People in my dorm here had so many different words for the things on top of a stove that get hot that I can't even remember what I would have called them myself (hot plates? burners?).

Lucy said...

in the last comment, I did initially claim that I could accept "what time tomorrow is that?" as a rhetorical question if you were pretending you'd never heard of such a freakishly early hour (similar to "what the hell is that?"), but having "tomorrow" in there makes it too specific, I think, so I deleted that part.

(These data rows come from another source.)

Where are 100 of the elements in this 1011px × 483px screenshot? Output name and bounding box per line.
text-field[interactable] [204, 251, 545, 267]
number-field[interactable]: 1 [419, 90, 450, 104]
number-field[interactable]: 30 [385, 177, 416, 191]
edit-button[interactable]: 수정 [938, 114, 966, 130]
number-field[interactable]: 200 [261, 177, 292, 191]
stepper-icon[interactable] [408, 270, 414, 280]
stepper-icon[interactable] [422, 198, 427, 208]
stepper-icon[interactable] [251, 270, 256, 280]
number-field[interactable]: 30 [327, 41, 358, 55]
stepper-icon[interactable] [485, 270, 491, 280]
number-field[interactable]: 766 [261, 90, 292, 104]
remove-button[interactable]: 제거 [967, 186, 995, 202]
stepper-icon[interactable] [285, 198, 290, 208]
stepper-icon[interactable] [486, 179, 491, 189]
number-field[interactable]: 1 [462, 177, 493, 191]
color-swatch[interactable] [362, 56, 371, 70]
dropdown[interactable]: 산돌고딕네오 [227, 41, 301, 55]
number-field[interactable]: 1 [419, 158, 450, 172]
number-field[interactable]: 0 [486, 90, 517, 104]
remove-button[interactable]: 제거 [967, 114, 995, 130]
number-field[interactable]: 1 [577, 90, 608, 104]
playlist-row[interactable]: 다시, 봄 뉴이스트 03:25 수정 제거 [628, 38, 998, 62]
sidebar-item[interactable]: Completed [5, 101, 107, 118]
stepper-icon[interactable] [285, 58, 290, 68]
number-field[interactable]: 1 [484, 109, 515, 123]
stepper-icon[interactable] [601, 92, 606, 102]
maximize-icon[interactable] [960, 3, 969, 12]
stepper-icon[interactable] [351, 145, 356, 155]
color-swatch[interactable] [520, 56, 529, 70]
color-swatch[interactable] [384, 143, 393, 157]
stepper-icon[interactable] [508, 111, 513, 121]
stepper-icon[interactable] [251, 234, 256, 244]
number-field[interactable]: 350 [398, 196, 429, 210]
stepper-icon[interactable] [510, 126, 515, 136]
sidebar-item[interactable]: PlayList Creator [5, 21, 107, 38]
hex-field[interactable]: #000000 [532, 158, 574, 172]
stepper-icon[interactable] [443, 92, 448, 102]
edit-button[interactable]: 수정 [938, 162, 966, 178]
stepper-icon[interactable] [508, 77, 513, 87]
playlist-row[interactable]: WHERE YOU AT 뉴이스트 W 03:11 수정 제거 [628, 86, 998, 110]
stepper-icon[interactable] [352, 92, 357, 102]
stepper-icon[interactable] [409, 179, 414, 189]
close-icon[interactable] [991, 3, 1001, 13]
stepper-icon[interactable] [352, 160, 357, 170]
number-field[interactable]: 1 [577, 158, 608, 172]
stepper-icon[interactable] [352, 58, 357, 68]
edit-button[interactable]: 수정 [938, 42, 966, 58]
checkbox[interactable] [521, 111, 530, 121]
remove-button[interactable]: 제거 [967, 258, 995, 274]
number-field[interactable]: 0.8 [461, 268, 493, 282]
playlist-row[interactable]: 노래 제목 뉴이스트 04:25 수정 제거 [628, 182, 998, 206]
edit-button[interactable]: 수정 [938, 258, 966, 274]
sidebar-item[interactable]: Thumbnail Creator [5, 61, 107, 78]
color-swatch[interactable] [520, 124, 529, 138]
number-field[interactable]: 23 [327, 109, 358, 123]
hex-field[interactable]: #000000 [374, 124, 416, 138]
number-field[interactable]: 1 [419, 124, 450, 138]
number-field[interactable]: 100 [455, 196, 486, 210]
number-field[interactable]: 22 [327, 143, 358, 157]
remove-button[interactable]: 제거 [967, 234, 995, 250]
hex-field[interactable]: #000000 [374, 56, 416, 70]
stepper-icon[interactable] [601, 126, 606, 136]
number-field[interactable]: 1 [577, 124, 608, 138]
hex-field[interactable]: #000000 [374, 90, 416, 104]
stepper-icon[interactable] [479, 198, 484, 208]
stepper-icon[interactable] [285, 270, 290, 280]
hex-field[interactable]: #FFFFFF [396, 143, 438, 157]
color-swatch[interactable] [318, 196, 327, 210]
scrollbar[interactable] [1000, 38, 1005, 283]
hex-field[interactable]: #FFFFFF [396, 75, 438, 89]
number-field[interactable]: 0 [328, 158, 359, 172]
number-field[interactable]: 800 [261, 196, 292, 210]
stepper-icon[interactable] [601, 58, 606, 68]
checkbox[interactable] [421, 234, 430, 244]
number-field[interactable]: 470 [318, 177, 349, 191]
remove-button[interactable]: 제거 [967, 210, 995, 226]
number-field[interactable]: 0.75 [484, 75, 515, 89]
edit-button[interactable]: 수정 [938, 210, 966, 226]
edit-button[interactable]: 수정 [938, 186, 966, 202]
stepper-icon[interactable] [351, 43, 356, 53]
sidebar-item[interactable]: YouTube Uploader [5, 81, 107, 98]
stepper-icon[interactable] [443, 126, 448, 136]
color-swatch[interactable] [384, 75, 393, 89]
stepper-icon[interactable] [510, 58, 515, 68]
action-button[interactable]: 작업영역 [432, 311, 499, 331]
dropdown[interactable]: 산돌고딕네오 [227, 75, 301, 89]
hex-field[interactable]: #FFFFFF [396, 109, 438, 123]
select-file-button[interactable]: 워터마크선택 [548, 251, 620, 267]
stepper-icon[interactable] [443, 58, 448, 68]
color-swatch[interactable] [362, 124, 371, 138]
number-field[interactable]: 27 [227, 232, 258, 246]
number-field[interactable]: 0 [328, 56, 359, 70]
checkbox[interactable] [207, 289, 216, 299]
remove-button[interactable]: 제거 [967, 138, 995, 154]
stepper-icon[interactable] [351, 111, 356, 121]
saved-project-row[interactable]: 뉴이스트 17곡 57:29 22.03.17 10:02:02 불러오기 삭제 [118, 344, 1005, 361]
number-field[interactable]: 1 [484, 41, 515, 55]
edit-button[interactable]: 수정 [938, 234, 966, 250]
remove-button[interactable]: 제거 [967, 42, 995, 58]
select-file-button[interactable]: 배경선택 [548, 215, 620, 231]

People in my dorm here had so many different words for the things on top of a stove that get hot that I can't even remember what I would have called them myself (hot plates? burners?).

StyleyGeek said...

I call them elements, but I don't know if Australians do.

We had fun at afternoon tea last week with words for parts of cars. There was some controversy over just what a "mud-flap" referred to, for example, as well as the usual boot/trunk, etc.

The one that I find really interesting in Australia is the different words for swimwear. It seems to be (mostly) regionally dependent. So far I've collected bathers, swimmers, cossies, swimsuit, togs (my word), and another one or two that escape me now.